L'aria nei miei polmoni si trasformò improvvisamente in un macigno gelido. L'onda di freddo incandescente mi invase il cervello, come se mi avessero versato nelle orecchie piccole scaglie di ghiaccio, e il risultato istantaneo fu di non essere più in grado di formulare un pensiero coerente. Mentre agitavo le braccia, annaspando alla cieca e sollevando mille spruzzi, non pensai: "E' finita!", "Sono troppo giovane per morire!", o "Perché devo proprio annegare con una stupida teiera in testa?!". Il terrore aveva riportato le mie capacità intellettive allo stadio primario della sopravvivenza. Così, mentre la teiera in ghisa che fungeva da elmo mi trascinava in basso, negli oscuri recessi del lago di montagna dove io e il Cavaliere avevamo preso l'abitudine di tenere i miei allenamenti, pensai: "Mmmrrggghhh!" e una piccola parte di me sospirò amaramente alla prospettiva che quello sarebbe stato l'ultimo, glorioso pensiero di colui che reggeva tra le mani le sorti dei Cavalieri del Pollo di Gomma.

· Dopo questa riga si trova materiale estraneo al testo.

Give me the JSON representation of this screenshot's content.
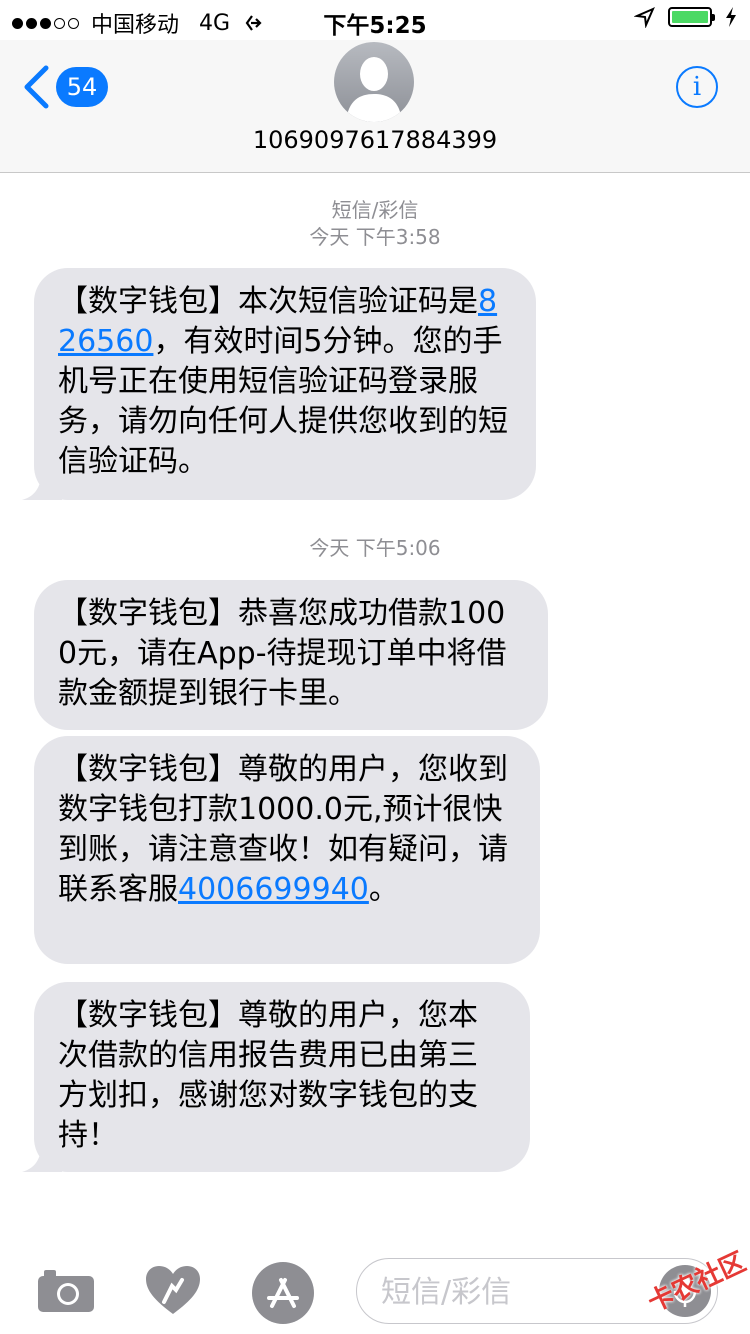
{
  "status_bar": {
    "carrier": "中国移动",
    "network": "4G",
    "time": "下午5:25",
    "signal_bars": 3,
    "signal_total": 5,
    "battery_level": 1.0
  },
  "header": {
    "back_count": "54",
    "contact_number": "1069097617884399",
    "info_glyph": "i"
  },
  "conversation": {
    "service_label": "短信/彩信",
    "groups": [
      {
        "timestamp": "今天 下午3:58",
        "messages": [
          {
            "parts": [
              "【数字钱包】本次短信验证码是",
              "826560",
              "，有效时间5分钟。您的手机号正在使用短信验证码登录服务，请勿向任何人提供您收到的短信验证码。"
            ]
          }
        ]
      },
      {
        "timestamp": "今天 下午5:06",
        "messages": [
          {
            "text": "【数字钱包】恭喜您成功借款1000元，请在App-待提现订单中将借款金额提到银行卡里。"
          },
          {
            "parts": [
              "【数字钱包】尊敬的用户，您收到数字钱包打款1000.0元,预计很快到账，请注意查收！如有疑问，请联系客服",
              "4006699940",
              "。"
            ]
          },
          {
            "text": "【数字钱包】尊敬的用户，您本次借款的信用报告费用已由第三方划扣，感谢您对数字钱包的支持！"
          }
        ]
      }
    ]
  },
  "composer": {
    "placeholder": "短信/彩信"
  },
  "watermark": "卡农社区",
  "colors": {
    "accent": "#0a7aff",
    "bubble": "#e5e5ea",
    "meta_text": "#8e8e93",
    "battery": "#4cd964"
  }
}
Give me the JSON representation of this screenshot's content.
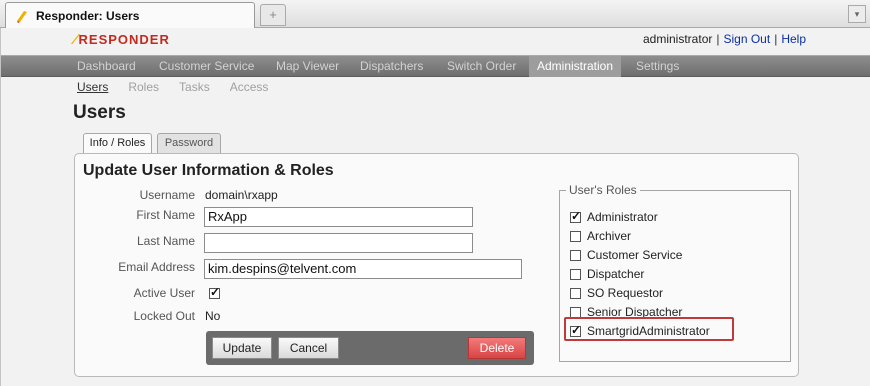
{
  "browser": {
    "tab_title": "Responder: Users",
    "newtab_symbol": "+",
    "menu_symbol": "▾"
  },
  "header": {
    "logo_mark": "⁄",
    "brand": "RESPONDER",
    "user": "administrator",
    "separator": "|",
    "sign_out": "Sign Out",
    "help": "Help"
  },
  "main_nav": [
    "Dashboard",
    "Customer Service",
    "Map Viewer",
    "Dispatchers",
    "Switch Order",
    "Administration",
    "Settings"
  ],
  "sub_nav": [
    "Users",
    "Roles",
    "Tasks",
    "Access"
  ],
  "page_title": "Users",
  "form_tabs": [
    "Info / Roles",
    "Password"
  ],
  "panel": {
    "title": "Update User Information & Roles",
    "labels": {
      "username": "Username",
      "first_name": "First Name",
      "last_name": "Last Name",
      "email": "Email Address",
      "active_user": "Active User",
      "locked_out": "Locked Out"
    },
    "values": {
      "username": "domain\\rxapp",
      "first_name": "RxApp",
      "last_name": "",
      "email": "kim.despins@telvent.com",
      "active_user": true,
      "locked_out": "No"
    },
    "buttons": {
      "update": "Update",
      "cancel": "Cancel",
      "delete": "Delete"
    },
    "roles_legend": "User's Roles",
    "roles": [
      {
        "label": "Administrator",
        "checked": true
      },
      {
        "label": "Archiver",
        "checked": false
      },
      {
        "label": "Customer Service",
        "checked": false
      },
      {
        "label": "Dispatcher",
        "checked": false
      },
      {
        "label": "SO Requestor",
        "checked": false
      },
      {
        "label": "Senior Dispatcher",
        "checked": false
      },
      {
        "label": "SmartgridAdministrator",
        "checked": true
      }
    ]
  },
  "colors": {
    "brand_red": "#c32a1f",
    "link_blue": "#0b2f9e",
    "highlight": "#c0393b"
  }
}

Espirai le ultime bolle d'aria che ancora conservavo in corpo e mi apprestai a bere, nel drammatico preludio all'annegamento ormai imminente. Fine dei giochi. Era finita. Era...
Un paio di mani artritiche si tuffò nell'acqua, cercandomi. Le afferrai di slancio, mentre ingoiavo la prima sorsata d'acqua gelida. Visualizzai nella mente l'immagine del vecchio Cavaliere, mio mentore, che come nelle antiche leggende del Pollo di Gomma si buttava all'eroico salvataggio, forte come dieci uomini e temerario come un drago. Mi avrebbe sollevato senza sforzo e riposizionato sulla barchetta dove ci allenavamo a dare di spada; avrebbe appoggiato una mano callosa sulla mia spalla tremante e avrebbe sorriso benevolmente senza dire nulla, per non sottolineare il mio fallimento e non farmi pesare il fatto di essere stato salvato da un vecchio. Ma non me ne sarebbe importato niente comunque, perchè ero salvo! Ero...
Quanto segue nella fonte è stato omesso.